Many wine and spirits companies have been very active donors while maintaining official neutrality in the fight. Gallo made no donations in New York in 2009. But Rochester-based Constellation Brands, the second-largest wine producer in the country by volume, donated $60,574 to state-level politicians and party committees through eight different branches of the company. (Donations from a single corporate entity are limited to $5,000 per year in total.) Constellation has both wines and spirits in its portfolio and has stayed neutral in the debate. "We support both the distributors and the retailers as well as the grocery stores," said Angie Blackwell, director of media relations.
The North American branch of Diageo, the world's largest alcohol company, has publicly backed the Last Store on Main Street and promised to oppose Paterson's proposal. Diageo is also a major donor in New York, with $120,900 in state-level contributions in 2009, up from $50,250 in 2007. Of that, $113,000 went to the Democratic Senate and Assembly Housekeeping Committee Accounts, which, as party building and maintenance accounts, can accept unlimited money from corporations. Distributor Southern Wine & Sprits contributed $16,500 in 2009, and Pernod Ricard and Brown-Forman together gave $3,000. A representative from Southern declined to comment on the company's stance on the issue.

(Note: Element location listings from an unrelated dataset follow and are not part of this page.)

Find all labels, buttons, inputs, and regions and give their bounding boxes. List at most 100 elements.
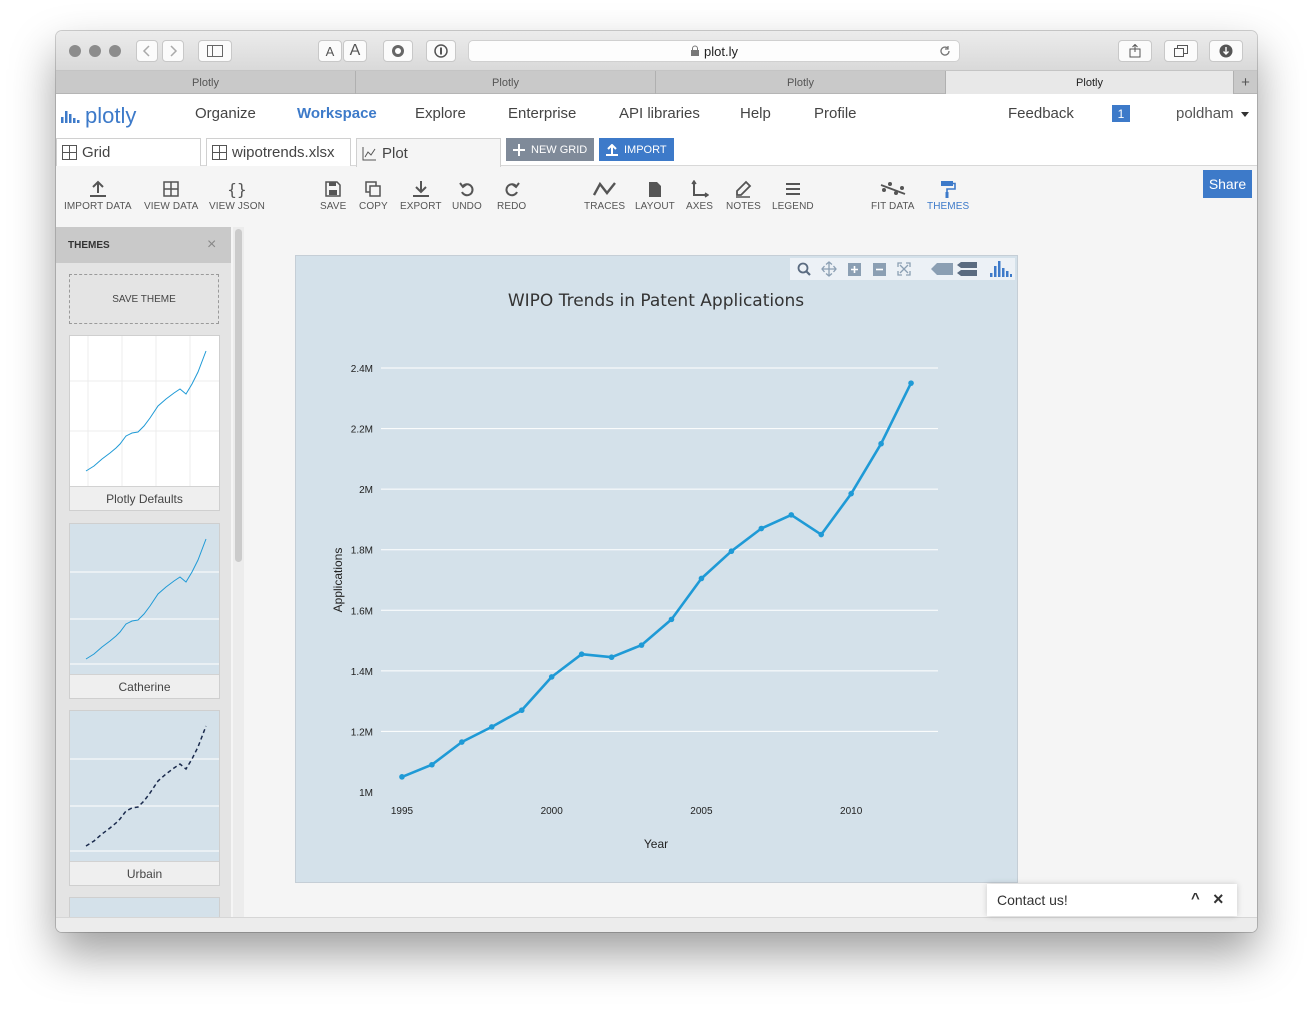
file-tab-label: wipotrends.xlsx bbox=[232, 144, 335, 161]
nav-explore[interactable]: Explore bbox=[415, 105, 466, 122]
theme-next[interactable] bbox=[69, 897, 220, 917]
y-tick-label: 2M bbox=[359, 485, 373, 496]
axes-tool[interactable]: AXES bbox=[686, 179, 713, 212]
nav-profile[interactable]: Profile bbox=[814, 105, 857, 122]
plotly-logo[interactable]: plotly bbox=[61, 103, 136, 129]
downloads-button[interactable] bbox=[1209, 40, 1243, 62]
close-window-button[interactable] bbox=[69, 45, 81, 57]
tabs-overview-button[interactable] bbox=[1164, 40, 1198, 62]
x-tick-label: 2010 bbox=[840, 806, 863, 817]
password-manager-button[interactable] bbox=[426, 40, 456, 62]
browser-tab[interactable]: Plotly bbox=[56, 71, 356, 94]
themes-tool[interactable]: THEMES bbox=[927, 179, 969, 212]
traces-tool[interactable]: TRACES bbox=[584, 179, 625, 212]
new-grid-button[interactable]: NEW GRID bbox=[506, 138, 595, 161]
nav-help[interactable]: Help bbox=[740, 105, 771, 122]
save-theme-button[interactable]: SAVE THEME bbox=[69, 274, 219, 324]
copy-icon bbox=[365, 181, 382, 197]
sidebar-toggle-button[interactable] bbox=[198, 40, 232, 62]
text-larger-label: A bbox=[349, 42, 361, 59]
browser-tab-active[interactable]: Plotly bbox=[946, 71, 1234, 94]
chevron-right-icon bbox=[170, 45, 178, 57]
theme-catherine[interactable]: Catherine bbox=[69, 523, 220, 699]
line-chart-icon bbox=[362, 146, 376, 160]
chevron-up-icon[interactable]: ^ bbox=[1191, 890, 1200, 907]
theme-preview bbox=[70, 336, 219, 486]
minimize-window-button[interactable] bbox=[89, 45, 101, 57]
theme-plotly-defaults[interactable]: Plotly Defaults bbox=[69, 335, 220, 511]
nav-workspace[interactable]: Workspace bbox=[297, 105, 377, 122]
upload-icon bbox=[606, 143, 618, 156]
import-data-tool[interactable]: IMPORT DATA bbox=[64, 179, 132, 212]
tool-label: VIEW DATA bbox=[144, 201, 199, 212]
nav-enterprise[interactable]: Enterprise bbox=[508, 105, 576, 122]
y-tick-label: 1.4M bbox=[351, 667, 373, 678]
text-smaller-button[interactable]: A bbox=[318, 40, 342, 62]
themes-scrollbar[interactable] bbox=[233, 227, 244, 917]
line-chart[interactable]: 1M 1.2M 1.4M 1.6M 1.8M 2M 2.2M 2.4M 1995 2000 2005… bbox=[296, 256, 1017, 882]
theme-caption: Plotly Defaults bbox=[70, 486, 219, 510]
tool-label: NOTES bbox=[726, 201, 761, 212]
file-tab-plot[interactable]: Plot bbox=[356, 138, 501, 167]
data-point bbox=[489, 724, 495, 730]
export-tool[interactable]: EXPORT bbox=[400, 179, 442, 212]
close-icon[interactable]: × bbox=[207, 236, 216, 254]
import-button[interactable]: IMPORT bbox=[599, 138, 674, 161]
theme-caption: Urbain bbox=[70, 861, 219, 885]
data-point bbox=[459, 739, 465, 745]
new-tab-button[interactable]: + bbox=[1234, 71, 1257, 94]
browser-tab[interactable]: Plotly bbox=[656, 71, 946, 94]
file-tab-label: Plot bbox=[382, 144, 408, 162]
redo-tool[interactable]: REDO bbox=[497, 179, 526, 212]
tool-label: UNDO bbox=[452, 201, 482, 212]
grid-icon bbox=[212, 145, 227, 160]
plotly-logo-text: plotly bbox=[85, 103, 137, 128]
nav-api-libraries[interactable]: API libraries bbox=[619, 105, 700, 122]
back-button[interactable] bbox=[136, 40, 158, 62]
notification-badge[interactable]: 1 bbox=[1112, 105, 1130, 122]
traces-icon bbox=[592, 181, 616, 196]
view-json-tool[interactable]: {} VIEW JSON bbox=[209, 179, 265, 213]
file-tab-wipotrends[interactable]: wipotrends.xlsx bbox=[206, 138, 351, 166]
notes-tool[interactable]: NOTES bbox=[726, 179, 761, 212]
layout-tool[interactable]: LAYOUT bbox=[635, 179, 675, 212]
data-point bbox=[638, 642, 645, 648]
save-tool[interactable]: SAVE bbox=[320, 179, 346, 212]
share-button[interactable]: Share bbox=[1203, 170, 1252, 198]
nav-organize[interactable]: Organize bbox=[195, 105, 256, 122]
zoom-window-button[interactable] bbox=[109, 45, 121, 57]
address-bar[interactable]: plot.ly bbox=[468, 40, 960, 62]
theme-caption: Catherine bbox=[70, 674, 219, 698]
data-point bbox=[728, 548, 735, 555]
undo-tool[interactable]: UNDO bbox=[452, 179, 482, 212]
data-point bbox=[758, 525, 765, 532]
copy-tool[interactable]: COPY bbox=[359, 179, 388, 212]
data-point bbox=[578, 651, 585, 657]
theme-preview bbox=[70, 711, 219, 861]
close-icon[interactable]: × bbox=[1213, 889, 1224, 910]
browser-tab[interactable]: Plotly bbox=[356, 71, 656, 94]
theme-urbain[interactable]: Urbain bbox=[69, 710, 220, 886]
undo-icon bbox=[459, 182, 474, 197]
nav-feedback[interactable]: Feedback bbox=[1008, 105, 1074, 122]
file-tab-grid[interactable]: Grid bbox=[56, 138, 201, 166]
plus-icon: + bbox=[1241, 74, 1250, 91]
data-point bbox=[608, 654, 615, 661]
scrollbar-thumb[interactable] bbox=[235, 229, 242, 562]
share-browser-button[interactable] bbox=[1118, 40, 1152, 62]
ghostery-button[interactable] bbox=[383, 40, 413, 62]
x-tick-label: 2000 bbox=[541, 806, 564, 817]
text-larger-button[interactable]: A bbox=[343, 40, 367, 62]
key-icon bbox=[434, 44, 448, 58]
text-smaller-label: A bbox=[325, 43, 335, 59]
legend-tool[interactable]: LEGEND bbox=[772, 179, 814, 212]
fit-data-tool[interactable]: FIT DATA bbox=[871, 179, 915, 212]
forward-button[interactable] bbox=[162, 40, 184, 62]
reload-icon[interactable] bbox=[939, 45, 951, 57]
browser-tab-label: Plotly bbox=[492, 76, 519, 89]
user-menu[interactable]: poldham bbox=[1176, 105, 1249, 122]
view-data-tool[interactable]: VIEW DATA bbox=[144, 179, 198, 212]
x-axis-title: Year bbox=[644, 837, 668, 851]
contact-widget[interactable]: Contact us! ^ × bbox=[987, 884, 1237, 916]
data-point bbox=[878, 440, 884, 447]
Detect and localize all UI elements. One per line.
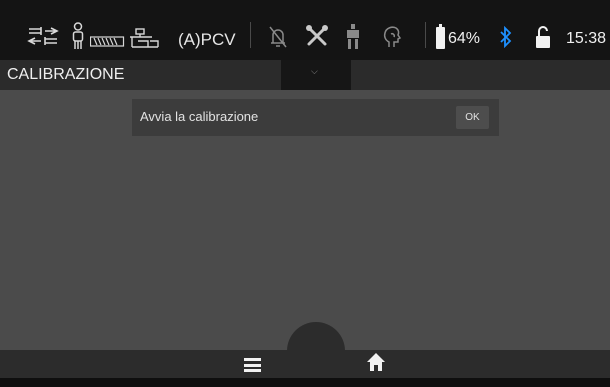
divider: [250, 22, 251, 48]
prompt-text: Avvia la calibrazione: [140, 109, 259, 124]
unlock-icon[interactable]: [535, 25, 551, 49]
divider: [425, 22, 426, 48]
head-profile-icon[interactable]: [383, 25, 403, 49]
circuit-icon: [130, 28, 159, 48]
device-screen: (A)PCV 64% 15:38 CALIBRAZIONE ⌵ Avvia la…: [0, 0, 610, 387]
pull-down-handle[interactable]: ⌵: [281, 60, 351, 90]
title-bar: CALIBRAZIONE ⌵: [0, 60, 610, 90]
tools-icon[interactable]: [305, 24, 329, 48]
alarm-mute-icon[interactable]: [268, 25, 288, 49]
patient-icon: [72, 22, 84, 49]
status-bar: (A)PCV 64% 15:38: [0, 0, 610, 60]
tube-connection-icon: [27, 27, 59, 45]
chevron-down-icon: ⌵: [311, 66, 318, 76]
calibration-prompt: Avvia la calibrazione OK: [132, 99, 499, 136]
menu-icon[interactable]: [244, 358, 261, 372]
ventilation-mode: (A)PCV: [178, 30, 236, 49]
ok-button[interactable]: OK: [456, 106, 489, 129]
service-icon[interactable]: [345, 24, 361, 50]
humidifier-hose-icon: [90, 36, 125, 47]
home-icon[interactable]: [366, 352, 386, 372]
bottom-nav-bar: [0, 350, 610, 378]
battery-level: 64%: [448, 30, 481, 47]
battery-icon: [436, 24, 445, 49]
bottom-strip: [0, 378, 610, 387]
clock: 15:38: [566, 30, 607, 47]
page-title: CALIBRAZIONE: [7, 66, 125, 83]
bluetooth-icon[interactable]: [499, 26, 513, 48]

Caught in the middle are New York's 270 wineries. According to a study by Cornell professor Bradley Rickard, their revenues could grow anywhere between zero and 50 percent if the proposal passes, with the likeliest scenarios providing a 15 percent boost. Many vintners feel expansion is impossible unless they have more outlets to reach customers, but many are also sympathetic to the wine stores that have supported them in the past.
The wineries have little money speaking for them in Albany; together, they made less than $4,000 in state-level political contributions in 2009. Indeed, few have the revenues for such discretionary spending. "The quality of our wine continues to improve but the volume of our production has been fairly stagnant," said Peter Gregg, spokesman for the New York Farm Bureau. "If this were to go through, there are some wineries that have said they would have to triple their capacity to keep up with the demand. It'll create thousands of jobs in upstate New York, which desperately needs new economic stimulus."
Recent polls show that roughly 60 percent of New Yorkers support the idea of wine sales in grocery stores. But this is a measure that will live or die depending on the 213 citizens in the legislature and the governor's mansion. And as the donations show, constituents with the deepest pockets appear to have the loudest voices in this fight.